CHAPTER 2: Accounting for Partnership Firms – Fundamentals

Partnership is a separate business entity from the accounting viewpoint.

Partnership is a relationship between person who has agreed to share the profits of a business carried on by all or any of them acting for all.

Partnership Deed: The relationship between the partners may be expressed formally (oral or written) or implied by their conduct. A partnership agreement which is written and signed by all the partners and is duly stamped according to the stamp act.

Types of partners:

  1. Active partner: A partner who contributes capital and takes an active part in the management of the partnership.
  2. Sleeping partner: A partner who merely contributes capital for the business but does not take part in the management of the partnership business.

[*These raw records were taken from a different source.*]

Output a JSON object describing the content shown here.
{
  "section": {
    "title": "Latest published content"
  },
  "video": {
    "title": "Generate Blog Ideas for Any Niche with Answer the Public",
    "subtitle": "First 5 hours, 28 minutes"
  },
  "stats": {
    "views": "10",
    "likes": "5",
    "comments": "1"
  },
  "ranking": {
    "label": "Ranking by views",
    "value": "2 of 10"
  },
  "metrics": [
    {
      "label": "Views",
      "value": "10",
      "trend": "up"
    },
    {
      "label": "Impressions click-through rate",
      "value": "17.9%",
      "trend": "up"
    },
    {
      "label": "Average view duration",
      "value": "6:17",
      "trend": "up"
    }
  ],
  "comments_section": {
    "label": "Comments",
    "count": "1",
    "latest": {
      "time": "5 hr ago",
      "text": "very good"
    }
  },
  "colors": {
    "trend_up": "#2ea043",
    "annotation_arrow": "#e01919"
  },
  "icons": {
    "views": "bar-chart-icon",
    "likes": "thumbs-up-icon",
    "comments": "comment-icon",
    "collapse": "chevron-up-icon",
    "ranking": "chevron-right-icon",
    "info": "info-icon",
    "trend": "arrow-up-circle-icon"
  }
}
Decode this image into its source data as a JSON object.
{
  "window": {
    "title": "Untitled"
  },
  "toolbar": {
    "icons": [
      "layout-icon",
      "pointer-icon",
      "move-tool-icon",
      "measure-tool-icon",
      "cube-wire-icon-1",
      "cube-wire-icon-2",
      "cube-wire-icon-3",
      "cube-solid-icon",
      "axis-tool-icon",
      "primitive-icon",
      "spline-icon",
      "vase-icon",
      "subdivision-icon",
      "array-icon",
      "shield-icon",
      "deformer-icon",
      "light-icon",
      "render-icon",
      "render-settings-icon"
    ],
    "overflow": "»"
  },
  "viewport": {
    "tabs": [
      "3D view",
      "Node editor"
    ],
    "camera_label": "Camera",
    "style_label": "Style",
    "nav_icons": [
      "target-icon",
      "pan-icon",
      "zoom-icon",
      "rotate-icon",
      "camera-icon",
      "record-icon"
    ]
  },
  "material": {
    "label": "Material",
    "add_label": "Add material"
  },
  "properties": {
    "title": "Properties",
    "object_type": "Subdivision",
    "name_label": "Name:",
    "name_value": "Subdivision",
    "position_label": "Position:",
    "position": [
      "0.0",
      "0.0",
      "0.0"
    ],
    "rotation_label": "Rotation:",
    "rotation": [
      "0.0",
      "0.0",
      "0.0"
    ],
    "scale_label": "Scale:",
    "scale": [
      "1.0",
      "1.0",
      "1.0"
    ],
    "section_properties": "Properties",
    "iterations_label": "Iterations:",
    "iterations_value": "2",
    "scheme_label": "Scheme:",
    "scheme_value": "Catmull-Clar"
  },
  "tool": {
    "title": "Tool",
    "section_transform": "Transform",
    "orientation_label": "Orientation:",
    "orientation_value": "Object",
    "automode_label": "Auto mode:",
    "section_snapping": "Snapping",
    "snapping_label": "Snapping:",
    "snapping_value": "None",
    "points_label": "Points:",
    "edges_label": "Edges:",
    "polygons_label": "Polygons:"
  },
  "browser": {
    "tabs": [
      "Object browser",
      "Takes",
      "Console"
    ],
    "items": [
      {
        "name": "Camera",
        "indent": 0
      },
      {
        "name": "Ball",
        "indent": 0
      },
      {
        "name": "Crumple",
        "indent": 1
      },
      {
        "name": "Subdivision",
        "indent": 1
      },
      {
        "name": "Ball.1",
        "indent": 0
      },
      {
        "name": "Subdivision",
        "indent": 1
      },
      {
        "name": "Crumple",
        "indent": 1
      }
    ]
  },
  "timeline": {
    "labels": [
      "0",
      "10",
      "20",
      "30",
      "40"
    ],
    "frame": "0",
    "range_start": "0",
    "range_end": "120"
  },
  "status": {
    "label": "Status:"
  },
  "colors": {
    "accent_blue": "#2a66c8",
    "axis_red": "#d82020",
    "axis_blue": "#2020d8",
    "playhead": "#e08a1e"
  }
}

Difference between Partnership Firm and Joint Stock Company

S.No. Partnership Firm Joint Stock Company
1. It is governed by Indian partnership act, 1932. It is governed by the Indian companies act, 2013
2. Members are called partners Members are called shareholders
3. It has no separate legal existence It enjoys separate legal entity
4. It is managed by partners It is managed by board of directors
5. Registration of firm is not compulsory Registration and incorporation of a company is compulsory
6. Acts of the partners are binding on the firm Shareholders can not bind the company by their acts.

Example 1:

Sita and Geeta are partners in a firm. They have not entered into partnership deed but had agreed on following:

  1. Salary will be paid to Harry @ Rs. 10,000 per month.
  2. Geeta will get a commission @10% of Net Profit.
  3. Interest will be allowed on capitals @10% p.a.
  4. Interest will be charged on drawings @10% p.a.
  5. Partner cannot be admitted without the consent of both the partners.

How will be the following disputes resolved?

  1. Geeta demands to be paid salary as Sita is being paid because her commission is lower.
  2. Sita demands that his son sherry be admitted as partner for 25% share to be given out of his share of profits to which Geeta disagrees.

Solution:

Partnership may be written or oral. Therefore the terms agreed orally between them are a valid agreement.

  1. The demand of Geeta to be paid salary as it is paid to Sita is not valid in view of agreement of payment of commission.
  2. Sita demands to admit sherry into partnership is also not valid as both the partners have agreed to admit a new partner with the consent of both the partners.

Profit and Loss Appropriation Account: is the statement showing the utilization of profits shown in the profit and loss account.

Example 2:

X, Y and Z are partners in a firm. The balances in their capital accounts as on 1-4-2014 were Rs. 2,00,000, Rs. 1,00,000 and 60,000 respectively. They share profits and losses equally. Interest on capital is allowed at 12% p.a. On 1-10-2011, the partners decided that their capital should be Rs. 1,00,000 each. The necessary adjustments in the capital are to be made by introducing or withdrawing cash. X was also entitled to salary of Rs. 5,000 per annum. Profit for the year ended on 31-03-2012 before charging interest on capital amounts to Rs. 1,00,000.

You are required to prepare a profit & loss appropriation account showing the distribution of profit among the partners.

Solution:

Profit & Loss Appropriation Account
Dr. Cr.
Particulars Amount Particulars Amount
To interest on capital:
 X 18,000
 Y 12,000
 Z 9,600
To X (salary)
To net profit transferred to capital:
Accounts
 X 18,466
 Y 18,466
 Z 18,467
 
 
 
39,600
5,000
 
 
 
 
555400
By profit for the year 1,00,000
  1,00,000   1,00,000

Difference between Capital Account and Current Account

Basis Capital Account Current Account
Need Is maintained in all the cases whether following fixed capital account method or fluctuating capital account. Current account is maintained when fixed capital account method is followed.
Balance of account Capital account will always have a credit balance Balance of a current account may have a credit or debit balance
Nature Capital account generally remains unchanged from year to year. It changes when further capital is introduced or capital is withdrawn by a partner. Balance of the current account does not change when capital is introduced or withdrawn by a partner.
Transactions Records the amount invested by a partner in the firm. Records the transaction such as drawings, interest on capital, commission or loss etc.